Hardcore does not necessarily age well. News that a fifty-something hardcore band is out and about can be cringe-worthy, unless of course it’s Bad Brains — the band that many say invented hardcore.

Whether you agree or not, they are certainly part of the conversation. Ian Mackay (Minor Threat, Fugazi) has said many times they were his favorite band back in the day. Henry Rollins (Black Flag) has told stories about piling in a car with them, going to New York and seeing the Cramps for the first time.

In the early 1980s they were African-Americans playing in a very white, very exclusive scene — pot-smoking Rastafarians living among the straight-edge crowd. Yet, they began as a progressive jazz band, made of people whose minds were blown by both punk rock and reggae. They were musical virtuosos who introduced different rhythms, keys and time signatures to a music that despite its rebellious nature, was often guilty of being very orthodox and puritanical in its approach.

And now, decades later, the classic lineup of singer HR, guitarist Dr. Know, bassist Daryl Jenifer and drummer Earl Hudson is re-united and touring.

Those familiar with the band know that enigmatic frontman HR (Paul Hudson) was, and still is, the flashpoint of Bad Brains.  He has a voice unlike any other, at times sounding like the bastard child of Eek-A-Mouse and Jello Biafra, yet with a soulfulness that would give Prince a run for his money.  Village Voice once called him “James Brown gone berserk, with a hyperkinetic repertoire of spins, dives, back-flips, splits and skanks.”  But as it is with so many of punk’s elders, word is he’s mellowed out. In a recent conversation with him, he introduced himself as “HR: Mr. Human Rights.”
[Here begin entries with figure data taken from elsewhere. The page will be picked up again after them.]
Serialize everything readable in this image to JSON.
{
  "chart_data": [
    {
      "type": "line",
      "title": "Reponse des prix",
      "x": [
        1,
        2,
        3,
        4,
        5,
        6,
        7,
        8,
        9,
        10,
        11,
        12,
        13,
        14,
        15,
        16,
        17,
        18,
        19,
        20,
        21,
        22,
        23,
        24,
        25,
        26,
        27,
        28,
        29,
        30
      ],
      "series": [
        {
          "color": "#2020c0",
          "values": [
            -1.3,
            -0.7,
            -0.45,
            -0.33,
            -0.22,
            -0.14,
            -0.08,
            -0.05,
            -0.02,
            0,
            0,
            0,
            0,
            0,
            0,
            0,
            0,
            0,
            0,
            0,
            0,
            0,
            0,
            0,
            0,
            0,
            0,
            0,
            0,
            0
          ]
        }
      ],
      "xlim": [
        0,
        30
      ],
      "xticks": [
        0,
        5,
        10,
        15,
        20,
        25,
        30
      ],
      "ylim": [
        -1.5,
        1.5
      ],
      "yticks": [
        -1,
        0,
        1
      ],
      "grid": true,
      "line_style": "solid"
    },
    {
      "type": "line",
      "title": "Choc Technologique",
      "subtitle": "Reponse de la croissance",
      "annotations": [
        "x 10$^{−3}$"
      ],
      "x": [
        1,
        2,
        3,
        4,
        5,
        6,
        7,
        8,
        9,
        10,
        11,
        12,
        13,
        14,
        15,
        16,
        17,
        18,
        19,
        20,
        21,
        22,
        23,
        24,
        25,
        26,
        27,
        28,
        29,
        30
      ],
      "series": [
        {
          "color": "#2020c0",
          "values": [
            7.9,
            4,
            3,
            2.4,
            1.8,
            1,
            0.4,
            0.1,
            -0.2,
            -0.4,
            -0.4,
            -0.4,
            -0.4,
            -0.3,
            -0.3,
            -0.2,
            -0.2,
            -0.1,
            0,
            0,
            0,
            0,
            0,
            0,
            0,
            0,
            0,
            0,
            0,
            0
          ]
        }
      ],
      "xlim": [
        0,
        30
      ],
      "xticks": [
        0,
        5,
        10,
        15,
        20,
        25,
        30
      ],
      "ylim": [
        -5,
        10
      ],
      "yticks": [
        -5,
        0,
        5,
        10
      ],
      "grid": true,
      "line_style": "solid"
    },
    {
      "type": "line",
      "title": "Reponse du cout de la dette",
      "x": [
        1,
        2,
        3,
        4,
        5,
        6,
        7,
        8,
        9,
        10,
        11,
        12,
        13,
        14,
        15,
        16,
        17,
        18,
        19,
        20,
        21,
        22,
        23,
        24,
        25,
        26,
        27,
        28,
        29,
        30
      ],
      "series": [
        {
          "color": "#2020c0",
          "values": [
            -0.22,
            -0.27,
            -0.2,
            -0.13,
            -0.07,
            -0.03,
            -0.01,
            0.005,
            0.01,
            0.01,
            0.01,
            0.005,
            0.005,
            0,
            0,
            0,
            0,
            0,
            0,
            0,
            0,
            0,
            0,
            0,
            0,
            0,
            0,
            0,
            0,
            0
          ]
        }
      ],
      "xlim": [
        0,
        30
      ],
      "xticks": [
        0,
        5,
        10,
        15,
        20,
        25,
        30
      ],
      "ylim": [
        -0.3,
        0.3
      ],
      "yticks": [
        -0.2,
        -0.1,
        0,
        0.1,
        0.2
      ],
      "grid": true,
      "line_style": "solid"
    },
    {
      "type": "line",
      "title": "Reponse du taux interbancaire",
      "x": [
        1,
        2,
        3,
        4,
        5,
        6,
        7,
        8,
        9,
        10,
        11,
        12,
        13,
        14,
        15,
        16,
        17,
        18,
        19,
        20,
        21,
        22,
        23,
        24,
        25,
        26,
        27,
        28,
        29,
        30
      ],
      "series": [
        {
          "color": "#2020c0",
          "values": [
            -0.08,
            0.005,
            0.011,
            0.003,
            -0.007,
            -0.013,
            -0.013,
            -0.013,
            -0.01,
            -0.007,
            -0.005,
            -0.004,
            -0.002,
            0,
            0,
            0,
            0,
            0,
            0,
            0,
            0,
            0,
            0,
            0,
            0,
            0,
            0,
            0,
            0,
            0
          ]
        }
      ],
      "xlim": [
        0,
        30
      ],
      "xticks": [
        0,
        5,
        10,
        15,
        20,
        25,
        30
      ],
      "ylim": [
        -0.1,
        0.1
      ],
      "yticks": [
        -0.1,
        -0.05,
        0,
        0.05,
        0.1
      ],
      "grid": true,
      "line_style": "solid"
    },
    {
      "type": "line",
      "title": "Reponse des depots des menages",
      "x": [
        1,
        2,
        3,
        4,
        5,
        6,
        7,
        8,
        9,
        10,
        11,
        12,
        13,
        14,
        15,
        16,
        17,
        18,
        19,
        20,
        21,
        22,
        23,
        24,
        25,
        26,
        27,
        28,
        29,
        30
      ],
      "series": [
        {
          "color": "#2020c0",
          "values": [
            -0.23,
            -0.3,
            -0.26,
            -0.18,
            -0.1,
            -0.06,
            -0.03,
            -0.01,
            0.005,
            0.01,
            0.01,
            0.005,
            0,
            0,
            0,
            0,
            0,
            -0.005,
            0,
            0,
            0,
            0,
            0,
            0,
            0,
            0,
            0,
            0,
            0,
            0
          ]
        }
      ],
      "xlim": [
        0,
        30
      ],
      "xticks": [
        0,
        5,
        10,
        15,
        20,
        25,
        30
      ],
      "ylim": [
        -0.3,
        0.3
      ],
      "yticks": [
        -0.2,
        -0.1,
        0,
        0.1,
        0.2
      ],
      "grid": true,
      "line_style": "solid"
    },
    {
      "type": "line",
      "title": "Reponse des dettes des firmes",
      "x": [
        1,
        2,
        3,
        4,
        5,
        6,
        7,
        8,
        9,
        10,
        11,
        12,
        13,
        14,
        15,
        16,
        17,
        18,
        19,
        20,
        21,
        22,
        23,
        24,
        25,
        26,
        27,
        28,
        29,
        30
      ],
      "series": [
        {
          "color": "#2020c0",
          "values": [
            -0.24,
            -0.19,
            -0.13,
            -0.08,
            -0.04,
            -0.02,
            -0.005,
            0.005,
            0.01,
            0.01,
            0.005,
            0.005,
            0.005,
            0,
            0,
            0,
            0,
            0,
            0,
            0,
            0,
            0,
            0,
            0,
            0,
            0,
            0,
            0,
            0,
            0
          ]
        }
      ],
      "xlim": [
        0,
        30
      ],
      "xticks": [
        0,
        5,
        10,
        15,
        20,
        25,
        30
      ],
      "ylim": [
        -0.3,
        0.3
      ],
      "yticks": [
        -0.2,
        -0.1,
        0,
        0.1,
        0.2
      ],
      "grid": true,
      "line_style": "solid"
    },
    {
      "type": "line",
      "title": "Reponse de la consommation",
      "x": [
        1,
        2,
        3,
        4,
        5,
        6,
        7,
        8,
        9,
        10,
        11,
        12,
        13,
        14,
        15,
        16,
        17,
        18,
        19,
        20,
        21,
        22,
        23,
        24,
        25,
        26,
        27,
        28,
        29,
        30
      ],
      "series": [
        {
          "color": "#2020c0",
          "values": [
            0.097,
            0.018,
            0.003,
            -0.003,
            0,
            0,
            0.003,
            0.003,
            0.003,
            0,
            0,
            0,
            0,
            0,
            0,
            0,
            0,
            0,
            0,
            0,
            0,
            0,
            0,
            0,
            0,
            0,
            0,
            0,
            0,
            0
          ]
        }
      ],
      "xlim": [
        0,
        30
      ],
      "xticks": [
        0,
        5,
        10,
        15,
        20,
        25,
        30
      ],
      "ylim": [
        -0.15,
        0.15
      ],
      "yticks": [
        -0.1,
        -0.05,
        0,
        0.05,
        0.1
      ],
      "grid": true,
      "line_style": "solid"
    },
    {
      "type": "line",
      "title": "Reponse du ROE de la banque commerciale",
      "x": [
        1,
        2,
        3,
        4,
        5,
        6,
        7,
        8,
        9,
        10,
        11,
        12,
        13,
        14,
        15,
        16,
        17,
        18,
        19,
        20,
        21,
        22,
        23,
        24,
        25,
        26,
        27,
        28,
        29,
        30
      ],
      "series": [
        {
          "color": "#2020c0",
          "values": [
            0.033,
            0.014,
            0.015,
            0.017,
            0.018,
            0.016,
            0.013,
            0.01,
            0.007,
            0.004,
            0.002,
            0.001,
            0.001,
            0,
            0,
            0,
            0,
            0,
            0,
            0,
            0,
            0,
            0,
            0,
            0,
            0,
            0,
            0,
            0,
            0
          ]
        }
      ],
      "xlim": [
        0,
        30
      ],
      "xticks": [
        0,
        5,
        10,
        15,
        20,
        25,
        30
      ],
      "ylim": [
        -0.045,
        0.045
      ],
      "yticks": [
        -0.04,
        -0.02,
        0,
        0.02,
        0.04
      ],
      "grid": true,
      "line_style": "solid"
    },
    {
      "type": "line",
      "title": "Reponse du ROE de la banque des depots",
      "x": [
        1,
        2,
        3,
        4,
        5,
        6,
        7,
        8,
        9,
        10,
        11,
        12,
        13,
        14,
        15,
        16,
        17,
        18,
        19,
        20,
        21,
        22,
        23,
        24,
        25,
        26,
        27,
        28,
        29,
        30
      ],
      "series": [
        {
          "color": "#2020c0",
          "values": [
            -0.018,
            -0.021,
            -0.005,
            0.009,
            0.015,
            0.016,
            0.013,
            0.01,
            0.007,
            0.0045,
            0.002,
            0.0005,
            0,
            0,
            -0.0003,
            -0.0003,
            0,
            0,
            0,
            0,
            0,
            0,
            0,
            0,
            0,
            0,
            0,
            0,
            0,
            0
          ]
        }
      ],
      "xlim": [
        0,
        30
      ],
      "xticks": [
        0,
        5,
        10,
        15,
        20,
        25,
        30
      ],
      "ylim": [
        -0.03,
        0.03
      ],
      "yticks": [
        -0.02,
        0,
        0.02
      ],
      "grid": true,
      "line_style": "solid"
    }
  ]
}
When Build a Nation (produced by Beastie Boy Adam Yauch) was released in 2007, it proved that the band can still fire on all circuits — without a doubt, one of its best records to date.  Roughly split down the middle between hardcore bruisers and rolling reggae tunes, it sounds as though the band  has come to terms with its schizophrenic self.

 “Originally, we were into progressive jazz, listening to Return to Forever and Chick Corea,” said HR,  “but we went to New York — it must have been in the late 1970s or 1980 — and we saw Bob Marley, and it was a very positive experience for us.”

They started reading scripture and working the Rastafarian thing into their lives and their music, but they were always able to convey their spirituality without sounding cheesy. The punk rock thing happened in a similar way.

“We were looking for a new sound, and we discovered The Buzzcocks, Blondie, and eventually, the Ramones. And little by little we changed our sound,” HR explained.

So began a career with moments of brilliance, like the ROIR cassettes or the landmark I Against I,  but mixed with years of inter-band turmoil and musical inconsistency. At their best, they combined the breakneck speed and intensity of hardcore with the wicked grooves of a jazz or funk.  When asked why they are still touring, HR did talk of management commitments, but also “the kids.” He is quite happy to see all the young people at the shows.

“It’s the kids, man, the kids. 20 to 25 years old. We love to see them out at our shows.”

This didn’t sound like the guy who, once upon a time, allegedly swung a mic stand at fans he thought were spitting on him. He sounded like a guy happy with his life, his music and his world. Certainly not a bad thing for him, but perhaps not so great for the fans hoping for backflips and somersaults.